Je regrette cependant nos concessions sur la compétence de la Cour de justice de l’Union européenne. Il est en effet simplement prévu que les tribunaux britanniques « pourront » interroger pendant huit ans la Cour sur des questions d’interprétation de la législation européenne relative aux droits des citoyens immigrés. Que ferons-nous si aucun tribunal britannique n’interroge la Cour de justice de l’Union européenne ? Et pourquoi huit ans seulement ? À partir de quel moment pourra-t-on juger qu’il existe un manquement de la part du Royaume-Uni, susceptible de faire l’objet d’un recours ?
Madame la ministre, au-delà des formules parfois sibyllines et complexes figurant dans cette partie de l’accord, pouvez-vous illustrer plus concrètement et détailler plus avant les garanties obtenues en faveur des ressortissants européens travaillant au Royaume-Uni ?
Quant à l’accord trouvé sur le règlement financier, plusieurs points et non des moindres semblent restés en suspens. Au-delà de la validation de la méthode de calcul du montant dû par Londres, qui est celle proposée par Bruxelles, des ambiguïtés, et non des moindres, subsistent notamment sur la facture que devra régler le Royaume-Uni. Si nous refusons de notre côté d’avancer un chiffre, les Britanniques, eux, ne rechignent pas à le faire. Ils estiment que cette facture s’élèverait à un montant compris entre 40 milliards et 45 milliards d’euros.
À ce sujet, il ne faut pas se faire d’illusion : il n’y a aucun gain, aucun bénef, pour l’Union européenne dans ce règlement financier. La facture correspond à des engagements pris par le Royaume-Uni en tant que membre et à sa participation à plusieurs programmes ou agences européennes. Je pense ainsi au paiement de politiques déjà engagées dans l’actuel cadre pluriannuel financier jusqu’en 2020.
Au-delà de 2020, la sortie du Royaume-Uni de l’Union européenne représentera un trou budgétaire annuel de plusieurs milliards d’euros, qu’il faudra combler ou qui nous contraindra à faire des économies. Je rappelle en effet que le Royaume-Uni est le troisième contributeur net du budget européen, avec près de 9 milliards d’euros. Nous devons donc saisir cette occasion pour rendre le budget européen plus lisible et plus équitable, afin de mettre un terme à tous ces mécanismes de rabais et de rabais sur le rabais, qui entachent tant le budget européen.

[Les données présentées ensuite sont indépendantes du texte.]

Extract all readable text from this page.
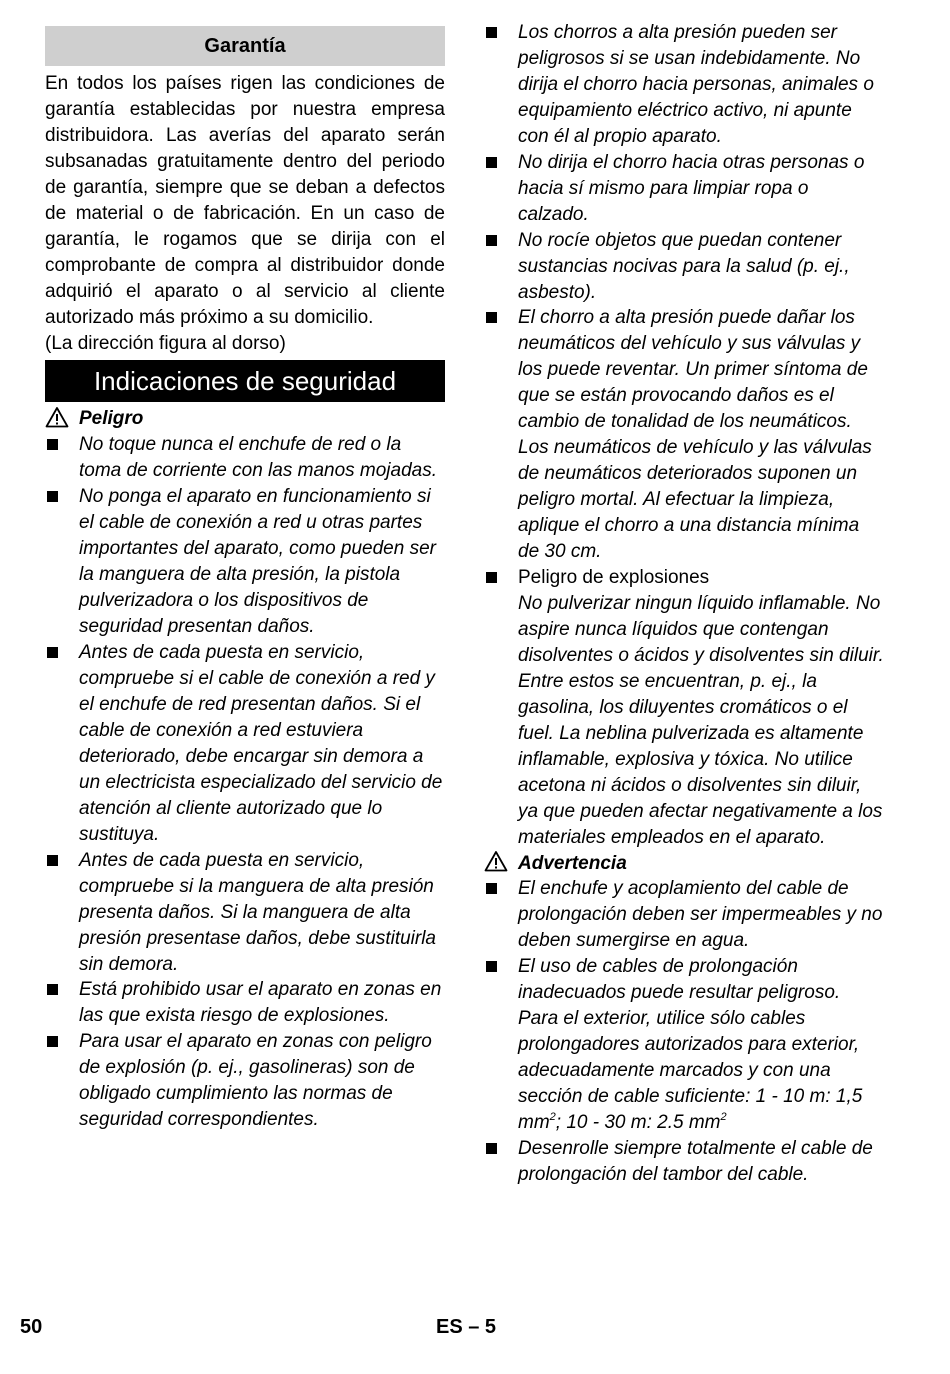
Garantía

En todos los países rigen las condiciones de garantía establecidas por nuestra empresa distribuidora. Las averías del aparato serán subsanadas gratuitamente dentro del periodo de garantía, siempre que se deban a defectos de material o de fabricación. En un caso de garantía, le rogamos que se dirija con el comprobante de compra al distribuidor donde adquirió el aparato o al servicio al cliente autorizado más próximo a su domicilio.

(La dirección figura al dorso)

Indicaciones de seguridad
Peligro
No toque nunca el enchufe de red o la toma de corriente con las manos mojadas.
No ponga el aparato en funcionamiento si el cable de conexión a red u otras partes importantes del aparato, como pueden ser la manguera de alta presión, la pistola pulverizadora o los dispositivos de seguridad presentan daños.
Antes de cada puesta en servicio, compruebe si el cable de conexión a red y el enchufe de red presentan daños. Si el cable de conexión a red estuviera deteriorado, debe encargar sin demora a un electricista especializado del servicio de atención al cliente autorizado que lo sustituya.
Antes de cada puesta en servicio, compruebe si la manguera de alta presión presenta daños. Si la manguera de alta presión presentase daños, debe sustituirla sin demora.
Está prohibido usar el aparato en zonas en las que exista riesgo de explosiones.
Para usar el aparato en zonas con peligro de explosión (p. ej., gasolineras) son de obligado cumplimiento las normas de seguridad correspondientes.
Los chorros a alta presión pueden ser peligrosos si se usan indebidamente. No dirija el chorro hacia personas, animales o equipamiento eléctrico activo, ni apunte con él al propio aparato.
No dirija el chorro hacia otras personas o hacia sí mismo para limpiar ropa o calzado.
No rocíe objetos que puedan contener sustancias nocivas para la salud (p. ej., asbesto).
El chorro a alta presión puede dañar los neumáticos del vehículo y sus válvulas y los puede reventar. Un primer síntoma de que se están provocando daños es el cambio de tonalidad de los neumáticos. Los neumáticos de vehículo y las válvulas de neumáticos deteriorados suponen un peligro mortal. Al efectuar la limpieza, aplique el chorro a una distancia mínima de 30 cm.
Peligro de explosiones
No pulverizar ningun líquido inflamable. No aspire nunca líquidos que contengan disolventes o ácidos y disolventes sin diluir. Entre estos se encuentran, p. ej., la gasolina, los diluyentes cromáticos o el fuel. La neblina pulverizada es altamente inflamable, explosiva y tóxica. No utilice acetona ni ácidos o disolventes sin diluir, ya que pueden afectar negativamente a los materiales empleados en el aparato.
Advertencia
El enchufe y acoplamiento del cable de prolongación deben ser impermeables y no deben sumergirse en agua.
El uso de cables de prolongación inadecuados puede resultar peligroso. Para el exterior, utilice sólo cables prolongadores autorizados para exterior, adecuadamente marcados y con una sección de cable suficiente: 1 - 10 m: 1,5 $mm^2$; 10 - 30 m: 2.5 $mm^2$
Desenrolle siempre totalmente el cable de prolongación del tambor del cable.
50	ES – 5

Enfin, sur le volet relatif à l’Irlande, qui a été évoqué par plusieurs de nos collègues, nous avons l’impression d’être autant otages de la situation politique intérieure du Royaume-Uni que Mme May elle-même, qui est partagée entre, d’un côté, les attentes des milieux financiers et économiques et, de l’autre, une alliance avec le DUP, un parti quasiment d’extrême droite nord-irlandais.